Ofcom's announcement states that between now and April 2020, industry players will be invited "to test porting and managing millions of telephone numbers using blockchain and ledger technology" in an initiative involving industry and university providers and third-party providers.
Blockchain technology will enable trusted transactions (AKA 'ported consumers' in this case) to "manage the life cycle of telephone numbers that change data to support routing and ownership of voice calls." Blockchain will treat telephone numbers as digital assets to increase landline management telephone numbers .
Ofcom CEO Mansur Hanif said this about a new project:
"We will work with the industry to explore how blockchain can make it faster and easier for land customers to switch providers while maintaining their numbers - and reduce interference calls. We will also expand our research to other areas where innovative technologies such as blockchain can be applied to benefit consumers. "
Use case
There are 1 billion landline numbers available in the UK, including those used and ordered for potential use in the future. A group of telephone numbers will be issued in blocks on the blockchain to telecommunication operators who will then transfer them from one telephone or consumer to another.
Blockchain is anticipated to reduce regulatory costs and business overhead, improve customer experience when switching telecommunications providers, and make telephone fraud and prevention management more effective.

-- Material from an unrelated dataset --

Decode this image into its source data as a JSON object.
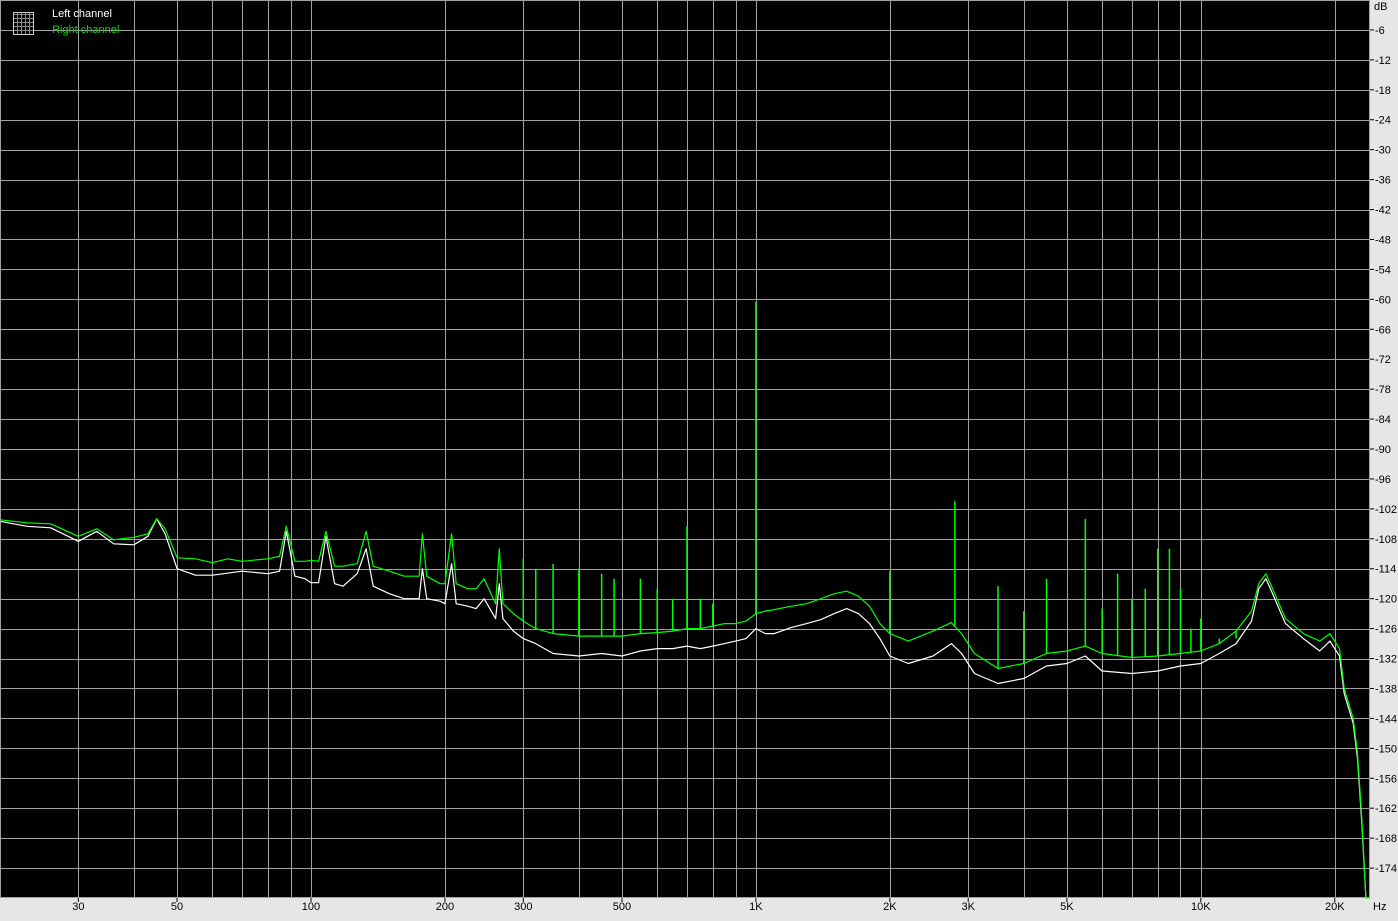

The regulator will build a telephone number database whose previous efforts have failed because of the costs and difficulties of getting several competing parties to collaborate. The database placed on the blockchain will allow transparency between users and telecommunications providers.
The telecommunications industry is actually one of the larger markets that might see a major disruption of blockchain innovation in the coming years. Cellular network operators (MNO) suffer major inefficiencies in billing, payment and subscription systems that can be completely overhauled and simplified with blockchain technology. Projects based in the UK such as Diadem launched a new type of cellular network using a smart contract to overcome this inefficiency and change the industry, while existing MNOs such as Korea, KT Corp, are integrating blockchain into their existing systems.
A report from the GSMA MNO trading agency, shows that the MNO will invest $ 0.5 trillion in moving capital expenditure between 2018 and 2020, priming the telecommunications industry for large-scale blockchain adoption if initial efforts are successful.